Monday, February 20, 2012

Adnan takes aim at Israel and gives Palestinians hope

By Joseph Dana

Since 1967, Israel has maintained a framework of laws and statutes to govern all aspects of life in the Occupied Palestinian Territories. Israel's occupation law is enforced by soldiers and administered in court rooms by military judges in uniform. Many, if not most, of the laws governing movement of Palestinians, freedom of speech and association are draconian in nature; none is more alarming than the administrative detention order. The order enables Israel to hold prisoners indefinitely without charging them or allowing them to stand trial.

By now, many in the international community are aware of a Palestinian baker from the northern West Bank who has refused food for two months in protest of his detention without trial. Khader Adnan is on his 64th day of a hunger strike that he began the day after Israeli forces raided his home in the middle of the night.

A 33-year-old father of two daughters who serves as the spokesperson for the militant group Islamic Jihad, Mr Adnan is conducting what is now the longest hunger strike in the history of the Israeli-Palestinian conflict.

Mr Adnan's story is emblematic of the administrative detention experience of many Palestinians. He claims to have been beaten and humiliated by Israeli soldiers while in custody, and began his hunger strike in protest. On January 8, Mr Adnan was given a four-month administrative detention order, which can be renewed indefinitely, after a military judge reviewed classified information against him.
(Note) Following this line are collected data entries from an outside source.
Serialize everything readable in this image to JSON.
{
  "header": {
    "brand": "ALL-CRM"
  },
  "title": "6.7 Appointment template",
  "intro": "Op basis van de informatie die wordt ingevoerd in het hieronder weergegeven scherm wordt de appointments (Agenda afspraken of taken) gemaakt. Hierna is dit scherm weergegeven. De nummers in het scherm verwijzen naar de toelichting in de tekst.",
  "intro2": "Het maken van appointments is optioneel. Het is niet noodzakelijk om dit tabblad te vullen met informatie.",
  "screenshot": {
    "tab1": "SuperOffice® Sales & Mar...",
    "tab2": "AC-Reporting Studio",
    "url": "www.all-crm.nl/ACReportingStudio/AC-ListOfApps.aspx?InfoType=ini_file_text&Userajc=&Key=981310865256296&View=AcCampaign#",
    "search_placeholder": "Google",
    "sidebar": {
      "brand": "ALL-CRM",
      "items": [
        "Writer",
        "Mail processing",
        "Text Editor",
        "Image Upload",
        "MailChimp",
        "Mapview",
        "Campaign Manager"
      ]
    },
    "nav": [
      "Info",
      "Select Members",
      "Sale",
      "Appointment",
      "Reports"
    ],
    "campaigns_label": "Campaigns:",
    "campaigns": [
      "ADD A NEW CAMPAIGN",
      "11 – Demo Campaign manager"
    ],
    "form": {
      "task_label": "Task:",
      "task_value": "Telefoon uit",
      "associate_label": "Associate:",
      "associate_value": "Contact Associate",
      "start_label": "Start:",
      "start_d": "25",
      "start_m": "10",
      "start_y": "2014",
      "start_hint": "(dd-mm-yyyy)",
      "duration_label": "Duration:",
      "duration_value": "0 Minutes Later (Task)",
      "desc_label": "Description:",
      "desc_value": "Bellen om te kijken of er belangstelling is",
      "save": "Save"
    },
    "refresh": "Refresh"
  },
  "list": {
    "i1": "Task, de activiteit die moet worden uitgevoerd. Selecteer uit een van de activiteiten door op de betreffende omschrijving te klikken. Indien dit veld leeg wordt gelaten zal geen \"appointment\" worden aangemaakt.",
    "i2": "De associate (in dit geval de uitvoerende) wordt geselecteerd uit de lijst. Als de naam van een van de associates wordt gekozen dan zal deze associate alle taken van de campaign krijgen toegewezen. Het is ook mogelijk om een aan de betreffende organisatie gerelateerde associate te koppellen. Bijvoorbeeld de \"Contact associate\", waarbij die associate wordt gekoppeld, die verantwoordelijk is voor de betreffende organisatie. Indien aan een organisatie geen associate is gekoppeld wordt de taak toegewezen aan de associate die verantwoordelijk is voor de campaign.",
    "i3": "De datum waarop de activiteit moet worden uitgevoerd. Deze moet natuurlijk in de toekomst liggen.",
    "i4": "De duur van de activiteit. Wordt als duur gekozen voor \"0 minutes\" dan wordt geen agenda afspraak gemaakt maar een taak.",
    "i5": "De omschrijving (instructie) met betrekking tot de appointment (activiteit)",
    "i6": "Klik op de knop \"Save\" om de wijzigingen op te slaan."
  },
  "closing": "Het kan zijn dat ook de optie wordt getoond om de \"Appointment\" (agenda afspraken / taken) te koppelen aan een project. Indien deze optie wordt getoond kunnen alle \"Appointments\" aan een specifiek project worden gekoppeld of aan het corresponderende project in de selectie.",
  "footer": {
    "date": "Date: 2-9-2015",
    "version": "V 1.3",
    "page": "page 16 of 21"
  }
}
Evidence and allegations have not been made available to Adnan or to his lawyer.

According to the Israeli military, information in administrative detention cases is kept classified in order to protect sources of intelligence. To this day, the only claim that Israel has made about Mr Adnan's detention is that he is a high risk to Israeli security.

The Israeli human rights organisation B'tselem says there was an increase in the number of Palestinian administrative detainees in 2011. Currently, Israel has over 300 detainees who have not been charged with any crime or faced trial. At the height of the Second Intifada, when Israel and the Palestinians were engaged in some of the bloodiest fighting, the numbers of Palestinian administrative detainees reached the thousands and included children.

The use of administrative detention orders slowed as violence subsided and after heavy criticism accompanied American use of similar procedures in Guantanamo Bay. The American model of capturing suspected terrorists, and using forceful interrogation methods and detention without trial or charge, is remarkably similar to the administrative detention orders that Israel began using in the 1960s.

However, the debate concerning the use of such practices that has engulfed American society has not yet materialised in Israel. To date, Mr Adnan's hunger strike has stirred little debate in the Israeli press about the legitimacy of administrative detention.

He is a spokesman for a radical Islamist movement and has been arrested several times. But it is unclear why Israel has not yet released any evidence against Mr Adnan. Why has Israel remained quiet in the face of increasingly harsh international criticism of its legal policy towards Palestinians in the West Bank?

It appears unlikely that Israel will release evidence to explain its detention of Mr Adnan. Last week, an Israeli judge struck down an appeal, though on Monday, a spokeswoman for the Israeli courts said the Supreme Court will hear the case this week.

Mr Adnan may die before the hearing. His hunger strike has damaged his internal organs and brain; death appears imminent. Sadly, pundits and politicians the world over who argue that Palestinians need to embrace non-violence as a tactic have largely ignored Mr Adnan's non-violent act against unjust treatment.

On the eve of Palestinian elections after newly signed reconciliation agreements between Hamas and Fatah, any sort of Palestinian popular rebellion connected to Mr Adnan might spiral into a violent confrontation with Israeli forces. Exactly for this reason, Hamas and Fatah leaders have been slow to publicly embrace the hunger strike as a demonstration of Palestinian non-violent resistance.

But this is changing. The Palestinian Authority president, Mahmoud Abbas, visited Mr Adnan's family this week and expressed support for the hunger strike. A rally of 5,000 people was held in Gaza on Friday in support of Mr Adnan. And demonstrations continue at the Ofer military complex near Ramallah, the home of Israel's military courts in the Occupied Territories. After a failed statehood attempt in the United Nations last fall, the last thing that the Palestinian Authority wants is open rebellion against Israel, as any public demonstrations might challenge its own legitimacy.

Despite the slow embrace by Palestinian political leaders, activists have championed Mr Adnan as the Palestinian Bobby Sands, the Irish republican prisoner who died in a 1981 hunger strike. Details of Mr Adnan's strike were first disseminated on Twitter, and the topic has been trending globally in recent weeks as activists have expressed their frustration that the story has largely been ignored in the mainstream press.

The hunger strike might be Palestinian social media's Tahrir Square. If Israel and the Palestinian leadership in the West Bank and Gaza are not careful, Mr Adnan could end up as Palestine's Mohammad Bouazizi.